The stocky lad soaked up the pressure of expectation as if he were an uncomplaining sponge, focusing on his skill sets, inspired by the intense competition, and riding on the massive support that he got from the full house. It was a veritable treatise in the ability to deal with pressure, making it a fuel for evolution rather than an impediment to progress.

It did not matter to him that he started the competition with a foul and trailed in sixth place after three rounds with a best attempt of 78.59m. He responded with a fourth throw of 83.06m to rise to third place behind Qatar’s Ahmed Bader Magour and his own team-mate Davinder Singh Kang. He unleashed another 80-plus throw in the fifth round but was still in third place.

He summoned all the physical and emotional resources at his disposal and delivered his best effort of the night. He ran up the track, generating pace and holding the spear as far back as his right arm could stretch. The crossover steps and the delivery step were all close to perfection. He sent the javelin high in the night sky, powering it with energy that moved from his hips to shoulders.

The Junior Commissioned Officer in the Indian Army, who now trains at the Sports Authority of India Centre in Bengaluru, tumbled on his follow-through but did well not to cross the foul line. The distance of 85.23m won him gold with a meet record.

The sacrifices that he had made in the six years since he was taken to the Sports Authority of India Centre in Panipat to discover a sport that could help him shed some puppy fat have begun to pay dividends. Neeraj, son of a farmer, had demonstrated that enormous mental strength was just as necessary as natural talent and honed skill sets to weave together telling performances.

Back in the Kalinga Stadium in Bhubaneswar, the teen from Khandra village, a half-hour away from Panipat, reiterated that in sport (and life) it is never over until it is over. In the span of a few weeks, the IAAF World Junior Champion won the Federation Cup gold after a stirring contest, experienced world class competition in the Diamond League and claimed the Asian crown.

He has also shown that he could handle the effect of inter-continental travel as well. Neeraj now has to make that push to remain in the top rung of world’s javelin throwers. There is reason to believe that, with a mature head on his young shoulders, he will do all it takes to achieve his goals. If he irons out some technical issues he can break into the stratospheric 90m bracket.

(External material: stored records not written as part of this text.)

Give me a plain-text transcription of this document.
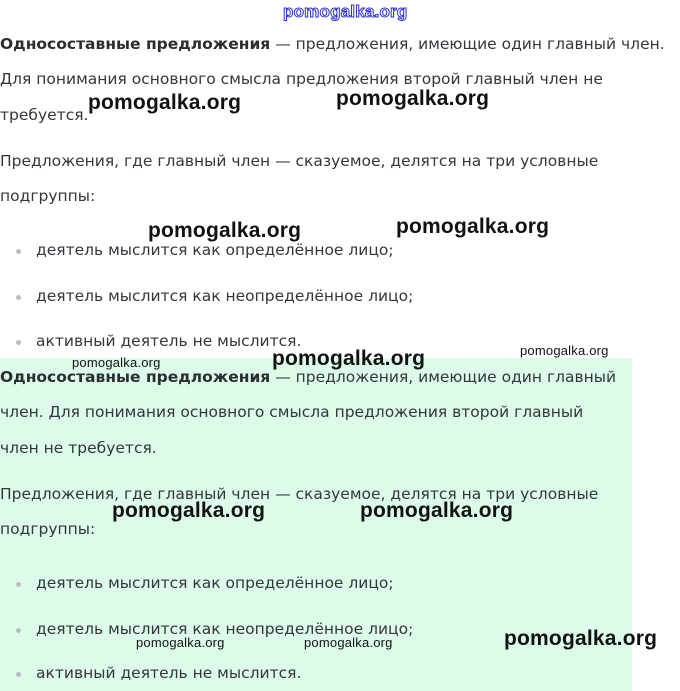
Односоставные предложения — предложения, имеющие один главный член.

Для понимания основного смысла предложения второй главный член не

требуется.

Предложения, где главный член — сказуемое, делятся на три условные

подгруппы:

деятель мыслится как определённое лицо;
деятель мыслится как неопределённое лицо;
активный деятель не мыслится.

Односоставные предложения — предложения, имеющие один главный

член. Для понимания основного смысла предложения второй главный

член не требуется.

Предложения, где главный член — сказуемое, делятся на три условные

подгруппы:

деятель мыслится как определённое лицо;
деятель мыслится как неопределённое лицо;
активный деятель не мыслится.
pomogalka.org
pomogalka.org	pomogalka.org
pomogalka.org	pomogalka.org
pomogalka.org	pomogalka.org	pomogalka.org
pomogalka.org	pomogalka.org
pomogalka.org	pomogalka.org	pomogalka.org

From mentor Jaiveer Singh, who introduced him to the basics, to Naseem Ahmed, who arranged for his stay in Panchkula, to his erstwhile coach Australian Garry Calvert, and others, he has a range of well-wishers to draw from. For someone who was throwing in the region of 75m as junior ranks, he had graduated to the senior ranks seamlessly.

There is no doubt that while his own education in the art and science of javelin throws continues – and it is a very technical sport that calls for wonderful coordination of several joints that are moving in different planes – the career of the boy-man who will be 20 on Christmas Eve this year already offers life lessons to anyone who is prepared to learn.